We are a people of faith where the way we worship is a true reflection of what we believe. In Latin, it is said;
lex orandi, lex credendi. We tell the story of our Christian faith by how we worship together throughout the entire year. We are a liturgical worshipping community. We use colors and symbols to enhance how we tell our story to others.
Our story begins with a four-week season of preparation we know as Advent leading to Christmas Day. Like the familiar
carol reminds us, there are Twelve Days of Christmas, ending with the Day of Epiphany on January 6th. Depending on when Easter is set, the length of the Season of Epiphany varies before giving way to 40 days of Lent. Easter is determined by the first Sunday after the full Moon that falls on or after the spring equinox. Then of course there are the 50 days of Easter tide leading to Pentecost, Trinity Sunday, and the long green season after Pentecost. Which brings us right back to Advent once again.

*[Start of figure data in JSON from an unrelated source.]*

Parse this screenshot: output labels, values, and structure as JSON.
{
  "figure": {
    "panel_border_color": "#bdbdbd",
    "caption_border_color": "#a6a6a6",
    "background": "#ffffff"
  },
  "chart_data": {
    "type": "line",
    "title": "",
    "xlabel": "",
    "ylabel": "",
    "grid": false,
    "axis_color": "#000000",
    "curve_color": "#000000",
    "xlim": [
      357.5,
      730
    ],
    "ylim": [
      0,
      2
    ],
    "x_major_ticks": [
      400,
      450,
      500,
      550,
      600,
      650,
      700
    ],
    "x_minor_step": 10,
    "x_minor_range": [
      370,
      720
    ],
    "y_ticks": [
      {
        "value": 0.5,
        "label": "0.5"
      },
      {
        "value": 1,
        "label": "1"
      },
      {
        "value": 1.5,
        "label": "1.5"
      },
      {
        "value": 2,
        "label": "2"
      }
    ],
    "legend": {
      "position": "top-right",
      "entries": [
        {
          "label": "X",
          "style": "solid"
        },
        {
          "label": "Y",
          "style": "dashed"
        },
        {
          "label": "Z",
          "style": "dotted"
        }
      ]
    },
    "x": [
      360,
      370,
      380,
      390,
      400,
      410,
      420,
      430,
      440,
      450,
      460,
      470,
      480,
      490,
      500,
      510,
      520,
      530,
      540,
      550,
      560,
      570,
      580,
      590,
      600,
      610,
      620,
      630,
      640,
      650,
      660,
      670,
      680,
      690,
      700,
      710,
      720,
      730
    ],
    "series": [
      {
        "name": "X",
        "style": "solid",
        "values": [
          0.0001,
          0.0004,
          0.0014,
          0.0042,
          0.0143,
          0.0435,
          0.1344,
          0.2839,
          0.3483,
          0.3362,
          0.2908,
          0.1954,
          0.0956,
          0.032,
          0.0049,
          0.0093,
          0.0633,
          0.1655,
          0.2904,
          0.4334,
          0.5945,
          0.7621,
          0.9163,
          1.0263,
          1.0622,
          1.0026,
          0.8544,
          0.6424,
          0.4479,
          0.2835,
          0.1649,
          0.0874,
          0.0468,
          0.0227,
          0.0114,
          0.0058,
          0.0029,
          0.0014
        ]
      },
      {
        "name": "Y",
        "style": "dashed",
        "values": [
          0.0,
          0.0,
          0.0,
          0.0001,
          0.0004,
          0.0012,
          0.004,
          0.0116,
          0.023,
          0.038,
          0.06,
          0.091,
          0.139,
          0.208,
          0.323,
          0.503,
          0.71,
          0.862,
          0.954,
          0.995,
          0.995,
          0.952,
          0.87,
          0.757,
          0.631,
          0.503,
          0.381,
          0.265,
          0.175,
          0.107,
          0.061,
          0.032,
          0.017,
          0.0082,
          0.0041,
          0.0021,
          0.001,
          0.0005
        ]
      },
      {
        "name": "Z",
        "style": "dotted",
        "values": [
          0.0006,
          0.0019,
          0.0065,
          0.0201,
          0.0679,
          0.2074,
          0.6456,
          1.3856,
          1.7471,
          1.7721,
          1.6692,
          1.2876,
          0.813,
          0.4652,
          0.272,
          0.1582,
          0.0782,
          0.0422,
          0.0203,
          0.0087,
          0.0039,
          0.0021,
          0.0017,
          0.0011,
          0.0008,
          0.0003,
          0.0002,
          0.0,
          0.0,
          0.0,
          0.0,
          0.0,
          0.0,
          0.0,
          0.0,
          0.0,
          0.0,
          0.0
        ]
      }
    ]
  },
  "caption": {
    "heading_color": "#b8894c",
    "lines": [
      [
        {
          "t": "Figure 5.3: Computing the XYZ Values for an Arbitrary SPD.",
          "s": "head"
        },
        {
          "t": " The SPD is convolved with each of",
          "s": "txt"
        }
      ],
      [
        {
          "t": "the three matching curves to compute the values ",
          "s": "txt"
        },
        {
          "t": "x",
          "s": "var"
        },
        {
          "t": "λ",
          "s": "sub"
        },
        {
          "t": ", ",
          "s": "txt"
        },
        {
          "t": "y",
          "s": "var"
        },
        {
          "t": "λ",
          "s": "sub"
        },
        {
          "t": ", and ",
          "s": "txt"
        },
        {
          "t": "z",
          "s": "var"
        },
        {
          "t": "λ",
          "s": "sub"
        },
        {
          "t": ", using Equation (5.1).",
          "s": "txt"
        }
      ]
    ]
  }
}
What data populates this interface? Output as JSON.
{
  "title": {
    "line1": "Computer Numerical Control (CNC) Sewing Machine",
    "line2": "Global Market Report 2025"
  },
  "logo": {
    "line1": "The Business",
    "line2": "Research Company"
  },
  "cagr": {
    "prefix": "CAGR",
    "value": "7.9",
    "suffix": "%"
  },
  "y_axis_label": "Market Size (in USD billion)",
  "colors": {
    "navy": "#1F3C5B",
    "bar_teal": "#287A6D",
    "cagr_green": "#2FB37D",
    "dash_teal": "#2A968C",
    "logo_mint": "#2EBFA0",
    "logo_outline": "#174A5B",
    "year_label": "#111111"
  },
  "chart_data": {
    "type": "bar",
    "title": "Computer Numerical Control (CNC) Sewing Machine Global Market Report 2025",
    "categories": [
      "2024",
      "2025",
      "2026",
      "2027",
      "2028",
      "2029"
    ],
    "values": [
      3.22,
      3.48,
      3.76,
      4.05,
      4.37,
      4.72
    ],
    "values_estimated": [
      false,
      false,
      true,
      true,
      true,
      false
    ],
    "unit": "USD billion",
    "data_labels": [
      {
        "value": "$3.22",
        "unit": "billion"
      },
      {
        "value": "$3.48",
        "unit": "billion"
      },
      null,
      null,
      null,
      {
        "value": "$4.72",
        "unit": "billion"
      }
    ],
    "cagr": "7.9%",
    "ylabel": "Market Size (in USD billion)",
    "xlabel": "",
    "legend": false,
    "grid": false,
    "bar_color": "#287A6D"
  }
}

The foundation of our Christian Story is cyclical. However, the experience of our Christian Story is cumulative. This is why
so many of us have our own family traditions connected with this time of year. Certain music must be played while decorating. Special food is cooked and shared with family and friends. People gather to watch classic movies like, It’s a Wonderful Life, National Lampoon’s Christmas Vacation, the Christmas Story, and now this year, the Christmas Story 2.
The point is that telling the story is central to our very being. Certain repetitive acts serve to enhance our understanding of
how God became human flesh and lived among us. As we slowly move through the weeks on the calendar, we mark important events and milestones that help up tell the story. When we get to the end of the story on Christ the King Sunday, we pause for a brief moment and then we begin again. The unique narrative of the Christian story is that it is both never ending and one that is constantly evolving.
Last Sunday was the first Sunday of Advent – Year A. And so here we are. Let us begin once again.